Most business executives – even corporate lawyers who have dealt with federal regulators – assume that organizations will be notified what local, state, and federal regulations they are expected to comply with, what standards they must meet, what they are expected to do, and to be notified if they are in violation of a statue or not. But what if there are no standards of compliance? Does the enforcing agency create such standards? When there are no standards in the laws they enforce, how can law enforcement do their jobs? How can federal regulators hold their constituents to the standard of regulation?
How Can One Define “Reasonableness” In Terms Of Cyber Security?
In the case of LabMD, the Federal Trade Commission exploited these assumptions by simply omitting the fact that the agency applied no standards other than “reasonableness”. Thus became the moving goal posts that federal agencies put into use on a case by case basis to enforce federal regulations.
Such ambiguity doesn’t concern most people because the proverbial tree doesn’t fall on most people. But imagine a federal law enforcement agency knocking on your door and saying, “We’re going to search everything and see if you are violating any federal regulations, and we’re not going to tell you what you did violate or what you have to do to stop violating it, and, if we don’t find a violation now, but decide something is a violation later, we can and will retroactively determine it to be a violation of federal regulations.”
That’s exactly what the FTC did in the case of LabMD. The agency did not admit that until the 11th Circuit Court oral arguments in 2017. That admission came only after 8+ years of reading the proverbial government regulation tea leaves. That admission ultimately led to the federal judge siding with LabMD, and clarifying that the FTC did act incorrectly. One of the reasons the FTC lost the LabMD case is that they had no standards of compliance. They didn’t communicate to their regulatory constituents any means nor standard of compliance.

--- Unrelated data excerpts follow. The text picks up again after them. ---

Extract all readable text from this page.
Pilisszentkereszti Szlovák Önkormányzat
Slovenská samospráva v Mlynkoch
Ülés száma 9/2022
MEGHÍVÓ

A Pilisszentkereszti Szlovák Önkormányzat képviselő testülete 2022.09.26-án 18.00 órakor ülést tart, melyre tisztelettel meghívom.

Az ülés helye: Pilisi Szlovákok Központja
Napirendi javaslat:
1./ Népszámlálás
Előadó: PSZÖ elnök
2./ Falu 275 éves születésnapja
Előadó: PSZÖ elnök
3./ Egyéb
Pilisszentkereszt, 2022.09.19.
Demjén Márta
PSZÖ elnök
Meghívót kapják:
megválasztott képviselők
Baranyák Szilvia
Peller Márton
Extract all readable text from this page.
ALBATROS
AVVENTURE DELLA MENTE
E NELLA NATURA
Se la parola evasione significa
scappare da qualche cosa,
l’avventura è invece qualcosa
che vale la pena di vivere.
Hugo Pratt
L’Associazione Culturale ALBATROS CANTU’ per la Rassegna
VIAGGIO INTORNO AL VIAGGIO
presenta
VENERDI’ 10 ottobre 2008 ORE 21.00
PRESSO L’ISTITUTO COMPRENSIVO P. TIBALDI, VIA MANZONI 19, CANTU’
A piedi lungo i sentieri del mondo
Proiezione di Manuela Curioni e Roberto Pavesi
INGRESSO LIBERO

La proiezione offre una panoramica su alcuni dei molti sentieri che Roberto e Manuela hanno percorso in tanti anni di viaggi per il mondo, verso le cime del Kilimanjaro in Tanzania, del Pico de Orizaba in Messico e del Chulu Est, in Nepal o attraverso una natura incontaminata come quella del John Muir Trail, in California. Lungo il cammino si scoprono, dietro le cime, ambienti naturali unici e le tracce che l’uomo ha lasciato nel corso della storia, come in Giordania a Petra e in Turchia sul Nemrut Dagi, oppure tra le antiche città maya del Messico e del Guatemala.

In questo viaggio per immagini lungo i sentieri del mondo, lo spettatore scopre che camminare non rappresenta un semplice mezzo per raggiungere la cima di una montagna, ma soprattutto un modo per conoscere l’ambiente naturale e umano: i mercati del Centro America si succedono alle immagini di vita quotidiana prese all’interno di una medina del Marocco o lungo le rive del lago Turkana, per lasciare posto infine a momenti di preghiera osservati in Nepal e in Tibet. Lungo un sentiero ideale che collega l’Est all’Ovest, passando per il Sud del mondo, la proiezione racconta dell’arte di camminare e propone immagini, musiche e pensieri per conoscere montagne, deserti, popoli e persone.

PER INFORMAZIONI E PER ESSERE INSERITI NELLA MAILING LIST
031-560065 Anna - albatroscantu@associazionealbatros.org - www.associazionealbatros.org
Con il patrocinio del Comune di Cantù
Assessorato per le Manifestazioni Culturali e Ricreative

Profiting From THE Confusion of federal regulations
This instance represents a certain level of anarchy, chaos. But those who make money off of the regulatory process – law firms, privacy advisors, compliance consultants – enjoy a certain level of anarchy and confusion, because confusion creates billable hours for them. In the end, the court ruled that everything the FTC alleged that LabMD did not do, the 11th circuit determined that LabMD did.
The decade that it took for these two contrasting statements to be reconciled in court should cause every business owner to pause. That means a regulator can come in and make things up as they go. And, because the cost to fight back against the federal government is so expensive, you’re under water unless you have a lot of tolerance, perseverance, and, most of all, money.
Regulation As A Business Expense
No law can be applicable unless the law is enforced. There’s no battle winnable if you’re not willing to fight. FTC and other federal regulators enforce their policies not on fair laws, but on the non-compliant companies’ desire to settle and make the whole thing go away. Eventually, for businesses with enough resources, such practices become a cost of doing business. There are no standards or rules for federal regulations. That may seem hard to believe, but the regulatory agencies’ intimidation racket is not going away any time soon.
This process is why big companies often become friendly with the government. The high cost of regulation and compliance has become a barrier to entry against smaller, more innovative companies. The larger the company, the more pro government they tend to become. Regulation becomes a barrier to entry, a protection against competition. The bureaucrats, lawyers, and regulators make money on regulation. Large companies simply build it into their budget as a cost of doing business.
Such practice destroys competition. However, most people don’t understand it because nobody wants to see the bloodbath that happens when you fight the government. While people may prefer to remain comfortably in their ignorance, silence doesn’t mean everything is ok.